With auto insurance an insurable interest must exist both at the time a vehicle is originally insured and at the time a loss occurs.
On the surface this sounds simple: In order to insure a vehicle, and in order to collect insurance benefits if a loss occurs, you need to be a titled owner or leaseholder of that vehicle.
Unfortunately, insurable interest can become confusing when consumers either don’t understand the concept or, misguidedly, attempt to insure vehicles incorrectly.
A husband and wife are considered one legal entity by insurance companies. Therefore, one or both members of a married couple may be listed as the owner(s) of an insurance policy and either or both individuals may be listed as the titled owner or leaseholder of a vehicle insured on that policy.
Other than a married couple, for any vehicle to be properly insured, the named owner of an auto insurance policy must be a titled owner or leaseholder of the insured vehicle. This means:
- A parent cannot insure a child’s vehicle if the child is the sole titled owner or leaseholder of that vehicle
- Unmarried couples cannot combine their separate vehicles on one auto policy, unless the individual specifically named as the insurance policy owner is a titled owner or leaseholder of each vehicle
- Roommates cannot combine their vehicles on one auto insurance policy
- An individual cannot insure a “friends” vehicle out of the goodness of their heart – or because the friend is ineligible or unable to afford their own auto insurance
Some of those examples may seem obvious however, having been in the insurance business for over 25 years, I’ve encountered each of those situations numerous times.
The most common occurrence of individuals incorrectly insuring a vehicle is when a parent attempts to insure a vehicle that is solely owned by their child.
What frequently happens in this situation is ownership of a vehicle is transferred from a parent to a son or daughter when that child strikes out on their own. The youngster often receives a “sticker shock” when they obtain a quote for their own auto insurance policy – the pricing on their own likely missing some of the favorable advantages of being insured on their parents’ auto insurance policy including their parents’ good credit history, multi-car, and multi-policy discounts.

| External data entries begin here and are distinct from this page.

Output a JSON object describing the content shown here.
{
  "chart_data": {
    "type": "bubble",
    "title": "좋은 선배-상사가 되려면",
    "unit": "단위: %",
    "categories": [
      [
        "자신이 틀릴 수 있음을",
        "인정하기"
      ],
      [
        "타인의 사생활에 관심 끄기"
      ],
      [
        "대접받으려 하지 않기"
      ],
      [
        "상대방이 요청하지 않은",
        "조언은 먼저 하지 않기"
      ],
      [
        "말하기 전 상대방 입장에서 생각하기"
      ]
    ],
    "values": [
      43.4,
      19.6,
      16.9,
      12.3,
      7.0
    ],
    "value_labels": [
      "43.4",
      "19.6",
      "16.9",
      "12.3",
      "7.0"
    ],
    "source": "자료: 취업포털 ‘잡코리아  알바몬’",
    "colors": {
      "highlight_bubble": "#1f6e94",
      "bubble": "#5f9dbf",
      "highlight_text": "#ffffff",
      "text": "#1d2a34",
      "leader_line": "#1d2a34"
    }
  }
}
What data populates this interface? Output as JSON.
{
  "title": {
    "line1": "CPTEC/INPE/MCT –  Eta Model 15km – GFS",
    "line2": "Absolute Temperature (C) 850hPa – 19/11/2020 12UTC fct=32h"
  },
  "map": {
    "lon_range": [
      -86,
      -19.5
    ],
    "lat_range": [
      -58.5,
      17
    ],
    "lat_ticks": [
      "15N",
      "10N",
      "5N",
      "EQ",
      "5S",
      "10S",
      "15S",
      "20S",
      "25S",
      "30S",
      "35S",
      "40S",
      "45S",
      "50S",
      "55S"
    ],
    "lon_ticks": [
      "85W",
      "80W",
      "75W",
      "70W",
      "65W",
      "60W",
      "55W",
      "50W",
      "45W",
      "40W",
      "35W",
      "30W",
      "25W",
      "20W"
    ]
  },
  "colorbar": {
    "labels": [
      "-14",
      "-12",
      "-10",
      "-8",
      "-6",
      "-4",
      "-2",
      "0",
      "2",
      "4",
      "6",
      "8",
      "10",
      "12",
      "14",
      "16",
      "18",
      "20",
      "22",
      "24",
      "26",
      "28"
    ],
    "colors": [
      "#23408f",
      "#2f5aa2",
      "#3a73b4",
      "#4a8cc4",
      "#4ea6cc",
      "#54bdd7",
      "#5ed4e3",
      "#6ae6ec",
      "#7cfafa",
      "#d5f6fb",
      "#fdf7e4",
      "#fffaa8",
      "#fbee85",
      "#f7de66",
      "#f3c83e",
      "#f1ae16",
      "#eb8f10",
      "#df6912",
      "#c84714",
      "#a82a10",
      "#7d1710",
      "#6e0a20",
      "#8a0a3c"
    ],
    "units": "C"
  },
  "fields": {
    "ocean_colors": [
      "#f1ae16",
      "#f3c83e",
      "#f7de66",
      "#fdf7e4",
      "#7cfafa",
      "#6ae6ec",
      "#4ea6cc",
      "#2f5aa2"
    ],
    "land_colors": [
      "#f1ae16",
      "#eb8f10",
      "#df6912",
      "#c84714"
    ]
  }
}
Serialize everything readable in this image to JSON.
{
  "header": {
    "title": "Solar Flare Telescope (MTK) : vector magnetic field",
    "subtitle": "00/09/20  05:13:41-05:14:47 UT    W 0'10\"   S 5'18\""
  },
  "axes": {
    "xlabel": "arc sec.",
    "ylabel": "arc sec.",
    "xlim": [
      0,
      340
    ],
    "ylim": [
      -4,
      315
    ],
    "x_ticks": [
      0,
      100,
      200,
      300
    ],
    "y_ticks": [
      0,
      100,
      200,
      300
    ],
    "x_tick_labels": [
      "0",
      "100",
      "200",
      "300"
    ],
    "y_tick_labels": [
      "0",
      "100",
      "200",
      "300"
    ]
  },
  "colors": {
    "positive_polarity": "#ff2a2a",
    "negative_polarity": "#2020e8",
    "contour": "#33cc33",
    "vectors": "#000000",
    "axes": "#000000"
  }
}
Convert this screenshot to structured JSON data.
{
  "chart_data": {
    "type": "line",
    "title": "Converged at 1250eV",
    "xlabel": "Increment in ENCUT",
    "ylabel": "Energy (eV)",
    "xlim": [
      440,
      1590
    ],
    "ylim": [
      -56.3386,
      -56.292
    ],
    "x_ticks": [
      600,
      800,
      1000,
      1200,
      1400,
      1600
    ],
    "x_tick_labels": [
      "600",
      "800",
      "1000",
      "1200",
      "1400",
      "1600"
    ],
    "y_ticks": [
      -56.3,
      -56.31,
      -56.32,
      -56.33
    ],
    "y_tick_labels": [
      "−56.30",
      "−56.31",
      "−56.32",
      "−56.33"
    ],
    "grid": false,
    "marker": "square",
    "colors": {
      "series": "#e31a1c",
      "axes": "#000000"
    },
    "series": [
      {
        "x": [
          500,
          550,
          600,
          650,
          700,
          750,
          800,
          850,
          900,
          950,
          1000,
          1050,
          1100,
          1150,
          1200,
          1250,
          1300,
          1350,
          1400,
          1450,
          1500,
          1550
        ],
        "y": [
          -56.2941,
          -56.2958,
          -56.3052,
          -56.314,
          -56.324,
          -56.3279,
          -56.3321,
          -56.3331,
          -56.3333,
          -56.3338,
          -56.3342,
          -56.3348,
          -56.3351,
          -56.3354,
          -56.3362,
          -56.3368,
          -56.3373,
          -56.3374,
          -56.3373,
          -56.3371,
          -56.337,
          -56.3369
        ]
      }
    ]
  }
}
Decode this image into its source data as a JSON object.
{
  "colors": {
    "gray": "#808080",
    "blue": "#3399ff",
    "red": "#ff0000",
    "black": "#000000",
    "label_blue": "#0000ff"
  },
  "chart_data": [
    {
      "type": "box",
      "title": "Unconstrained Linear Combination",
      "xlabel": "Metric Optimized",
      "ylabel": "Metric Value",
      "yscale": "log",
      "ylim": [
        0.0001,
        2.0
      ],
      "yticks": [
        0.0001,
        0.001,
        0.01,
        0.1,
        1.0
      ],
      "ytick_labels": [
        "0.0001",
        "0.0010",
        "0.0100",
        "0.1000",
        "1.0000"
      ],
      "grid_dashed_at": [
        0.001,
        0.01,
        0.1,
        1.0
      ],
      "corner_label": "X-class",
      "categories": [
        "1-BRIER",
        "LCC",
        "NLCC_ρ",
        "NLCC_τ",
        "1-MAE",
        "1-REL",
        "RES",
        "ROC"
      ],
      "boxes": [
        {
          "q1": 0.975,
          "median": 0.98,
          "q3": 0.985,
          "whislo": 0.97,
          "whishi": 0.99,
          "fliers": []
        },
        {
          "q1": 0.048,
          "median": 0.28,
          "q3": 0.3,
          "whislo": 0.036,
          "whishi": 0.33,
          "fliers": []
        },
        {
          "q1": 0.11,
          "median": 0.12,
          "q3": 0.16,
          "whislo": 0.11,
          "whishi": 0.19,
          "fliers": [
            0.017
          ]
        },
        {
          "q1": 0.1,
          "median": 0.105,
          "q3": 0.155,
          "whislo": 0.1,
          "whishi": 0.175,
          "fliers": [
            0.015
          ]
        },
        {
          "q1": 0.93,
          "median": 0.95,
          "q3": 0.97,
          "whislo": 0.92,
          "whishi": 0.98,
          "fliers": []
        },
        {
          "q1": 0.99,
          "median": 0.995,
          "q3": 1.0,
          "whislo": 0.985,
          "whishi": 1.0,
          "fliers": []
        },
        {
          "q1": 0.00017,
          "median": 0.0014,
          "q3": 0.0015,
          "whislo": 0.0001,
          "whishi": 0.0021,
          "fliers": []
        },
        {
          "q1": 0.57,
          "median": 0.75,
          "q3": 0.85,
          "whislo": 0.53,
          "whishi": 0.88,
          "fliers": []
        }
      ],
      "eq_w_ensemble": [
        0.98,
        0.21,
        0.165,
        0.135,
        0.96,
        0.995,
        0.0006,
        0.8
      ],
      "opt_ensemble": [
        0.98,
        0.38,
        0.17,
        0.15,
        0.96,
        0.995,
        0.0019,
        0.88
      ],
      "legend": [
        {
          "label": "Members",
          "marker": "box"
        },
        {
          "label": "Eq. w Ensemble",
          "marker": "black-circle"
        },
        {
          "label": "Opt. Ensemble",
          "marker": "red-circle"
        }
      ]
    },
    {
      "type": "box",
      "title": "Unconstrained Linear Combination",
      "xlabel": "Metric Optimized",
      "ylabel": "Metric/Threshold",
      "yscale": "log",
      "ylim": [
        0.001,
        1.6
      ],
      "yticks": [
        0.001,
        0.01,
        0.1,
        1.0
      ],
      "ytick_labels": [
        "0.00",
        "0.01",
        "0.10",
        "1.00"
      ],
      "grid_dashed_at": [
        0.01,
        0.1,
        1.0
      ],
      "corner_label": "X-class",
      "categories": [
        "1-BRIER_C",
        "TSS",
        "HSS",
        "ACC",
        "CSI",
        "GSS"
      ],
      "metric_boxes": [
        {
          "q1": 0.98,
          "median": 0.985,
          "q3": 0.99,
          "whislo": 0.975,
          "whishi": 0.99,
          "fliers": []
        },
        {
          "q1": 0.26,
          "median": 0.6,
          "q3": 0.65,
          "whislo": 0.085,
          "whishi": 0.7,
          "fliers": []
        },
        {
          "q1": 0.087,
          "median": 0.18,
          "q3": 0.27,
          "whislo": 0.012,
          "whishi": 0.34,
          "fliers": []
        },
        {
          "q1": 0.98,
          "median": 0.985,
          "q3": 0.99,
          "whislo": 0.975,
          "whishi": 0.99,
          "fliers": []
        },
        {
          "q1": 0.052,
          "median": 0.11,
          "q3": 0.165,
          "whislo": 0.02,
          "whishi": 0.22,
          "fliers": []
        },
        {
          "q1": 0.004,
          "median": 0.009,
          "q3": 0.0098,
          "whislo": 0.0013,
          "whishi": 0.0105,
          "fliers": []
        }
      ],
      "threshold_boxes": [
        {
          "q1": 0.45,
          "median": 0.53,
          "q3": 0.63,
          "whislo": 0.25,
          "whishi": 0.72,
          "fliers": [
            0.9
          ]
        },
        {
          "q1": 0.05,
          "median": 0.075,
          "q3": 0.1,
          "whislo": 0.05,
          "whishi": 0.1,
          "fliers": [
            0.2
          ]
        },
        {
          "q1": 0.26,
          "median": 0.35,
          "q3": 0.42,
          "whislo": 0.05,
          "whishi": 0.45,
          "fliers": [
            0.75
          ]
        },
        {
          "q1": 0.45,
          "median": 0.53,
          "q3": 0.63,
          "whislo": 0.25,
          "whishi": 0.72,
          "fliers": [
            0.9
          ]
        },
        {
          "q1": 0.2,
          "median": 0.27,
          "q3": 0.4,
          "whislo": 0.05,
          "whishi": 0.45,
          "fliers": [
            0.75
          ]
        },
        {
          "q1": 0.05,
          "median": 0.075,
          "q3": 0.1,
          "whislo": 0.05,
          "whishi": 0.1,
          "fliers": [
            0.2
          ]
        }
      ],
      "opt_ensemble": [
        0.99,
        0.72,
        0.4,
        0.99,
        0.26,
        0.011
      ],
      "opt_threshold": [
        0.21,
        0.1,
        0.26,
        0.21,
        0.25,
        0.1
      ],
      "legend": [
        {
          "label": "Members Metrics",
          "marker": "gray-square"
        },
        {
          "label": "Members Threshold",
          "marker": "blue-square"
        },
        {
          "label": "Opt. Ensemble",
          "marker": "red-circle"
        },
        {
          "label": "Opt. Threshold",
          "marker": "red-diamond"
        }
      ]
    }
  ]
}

In that situation people sometimes mistakenly think a solution is to simply not tell their insurance company and leave the child and their vehicle on the parents auto insurance policy. Unfortunately this scheme to save on insurance costs can, and very likely will, backfire if there is a significant claim (see Michigan court case “Hoskins vs Miller“).
As mentioned earlier, insurable interest must exist both at the time a vehicle is originally insured and at the time a loss occurs. If there is a significant claim you can be assured your insurance company will review all pertinent details, including whether the policy owner had an insurable interest in the vehicle.
Making certain you are properly insured is a vital step to having the assurance your Michigan auto insurance policy will respond as expected if a loss occurs.